In an attempt to make its venture a success in the Indian market, Chinese e-commerce supergiant Alibaba, is looking to invest in Indian logistics company Delhivery and Xpressbees. Alibaba, which was rumoured to be interested in the Indian star e-commerce company Flipkart, has reached the decision to invest into logistics company before it forays into the Indian market to strengthen its logistical arm. The proposal to buy Flipkart didn’t go through as it proved to be a bit too costly for the Chinese behemoth.

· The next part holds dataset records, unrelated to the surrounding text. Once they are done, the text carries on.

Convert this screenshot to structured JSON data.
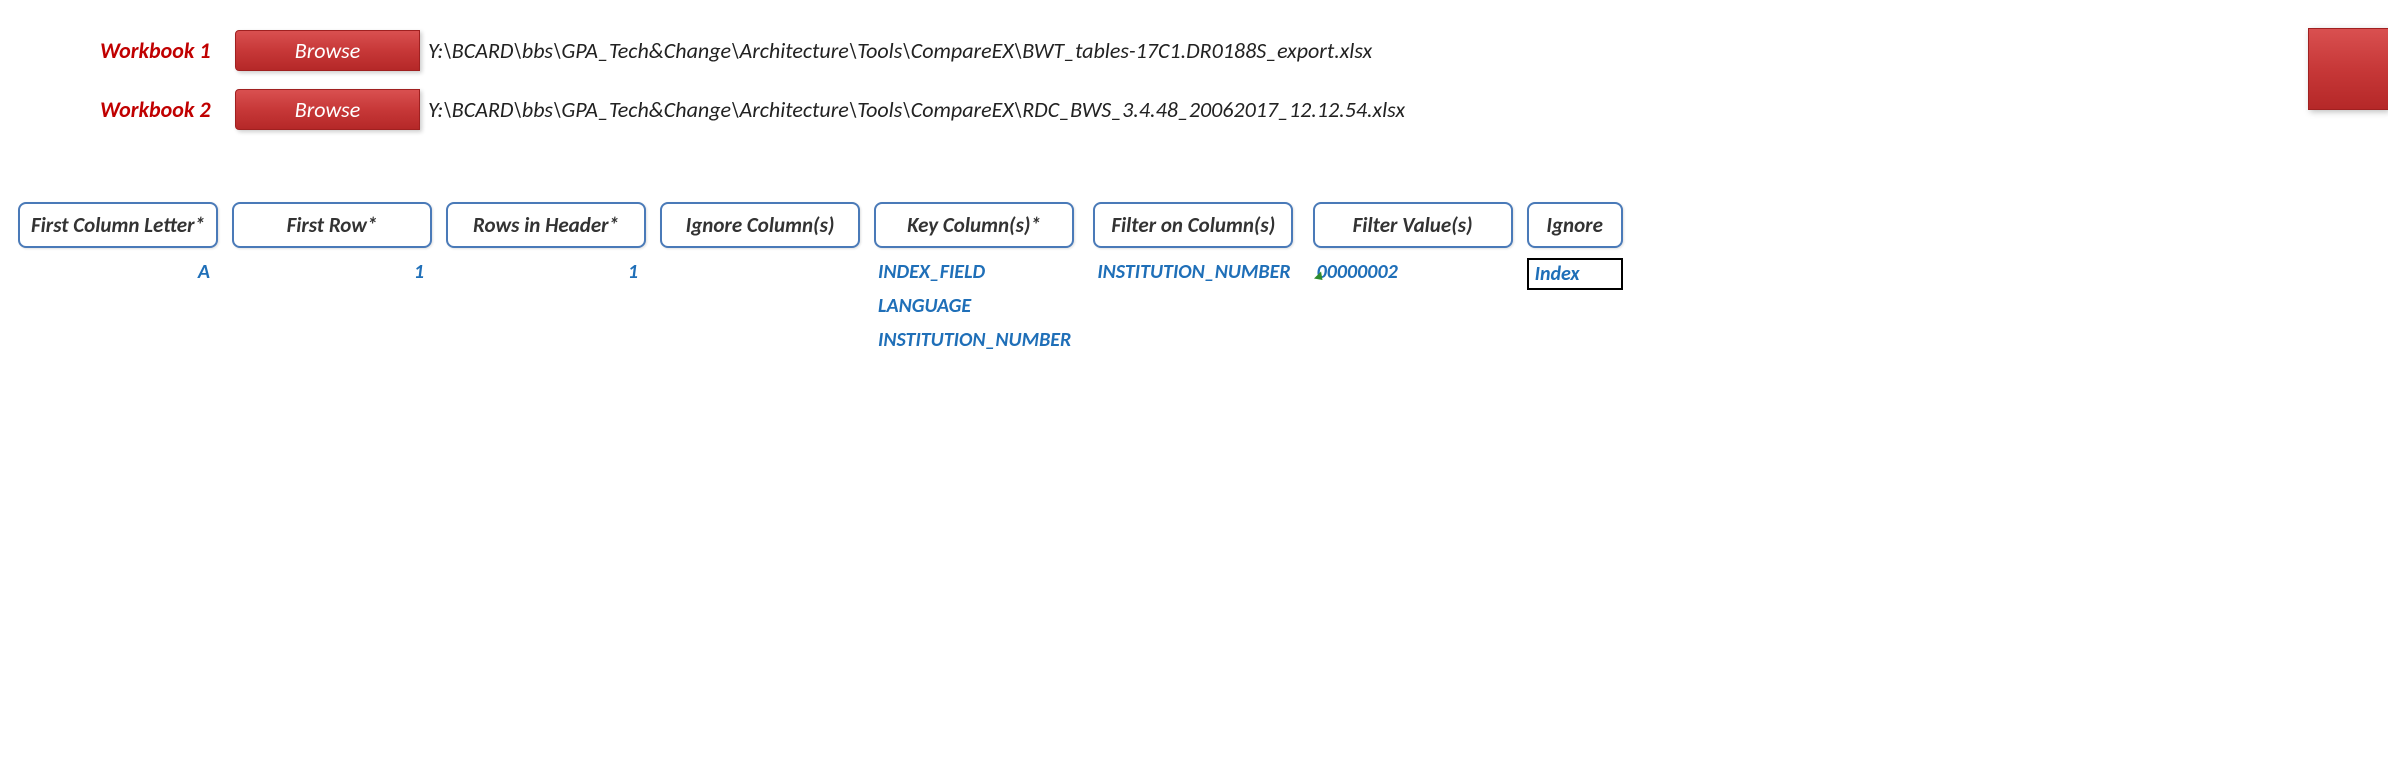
{
  "workbooks": [
    {
      "label": "Workbook 1",
      "browse_label": "Browse",
      "path": "Y:\\BCARD\\bbs\\GPA_Tech&Change\\Architecture\\Tools\\CompareEX\\BWT_tables-17C1.DR0188S_export.xlsx"
    },
    {
      "label": "Workbook 2",
      "browse_label": "Browse",
      "path": "Y:\\BCARD\\bbs\\GPA_Tech&Change\\Architecture\\Tools\\CompareEX\\RDC_BWS_3.4.48_20062017_12.12.54.xlsx"
    }
  ],
  "columns": {
    "first_column_letter": {
      "header": "First Column Letter*",
      "value": "A"
    },
    "first_row": {
      "header": "First Row*",
      "value": "1"
    },
    "rows_in_header": {
      "header": "Rows in Header*",
      "value": "1"
    },
    "ignore_columns": {
      "header": "Ignore Column(s)",
      "value": ""
    },
    "key_columns": {
      "header": "Key Column(s)*",
      "values": [
        "INDEX_FIELD",
        "LANGUAGE",
        "INSTITUTION_NUMBER"
      ]
    },
    "filter_on_columns": {
      "header": "Filter on Column(s)",
      "value": "INSTITUTION_NUMBER"
    },
    "filter_values": {
      "header": "Filter Value(s)",
      "value": "00000002"
    },
    "ignore_partial": {
      "header": "Ignore",
      "value": "Index"
    }
  }
}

This investment in the logistics company will complete Jack Ma’s “Iron Triangle” of business as Alibaba and its affiliate already own 40% stake in the Noida based E-commerce company which makes up the other two pillars of the “Iron triangle” namely business and payment. Alibaba is looking to cash on Paytm’s already established e-commerce and payment processing business. There are also talks of topping Paytm with additional funds to help it tackle its business rivals Flipkart and Amazon. Top executives from both Delhivery and Xpressbees are said to have met with K Guru Gowrappan, Alibaba’s global managing Director and Bharati Balakrishnan, Alibaba’s first top Indian executive. The announcement is expected to come in 4-6 months as Alibaba closes in on its launch of the horizontal marketplace platform in India. In a statement issued to ET, Alibaba said that it sees “tremendous opportunities” in India. “We are absolutely committed to developing in this market for long term” the statement said. The announcement has come as a relief for Delhivery which was in deep waters after Flipkart opened its logistics arm, Ekart for public.
It will be interesting to see how Flipkart and Amazon reacts to Alibaba’s entry into the $10Bn Indian E-commerce market. Amazon, which was left dissipated by Alibaba in the Chinese market has planned to invest additional $3bn fund to counter Alibaba while Flipkart is still counting on its loyal customer base as of now.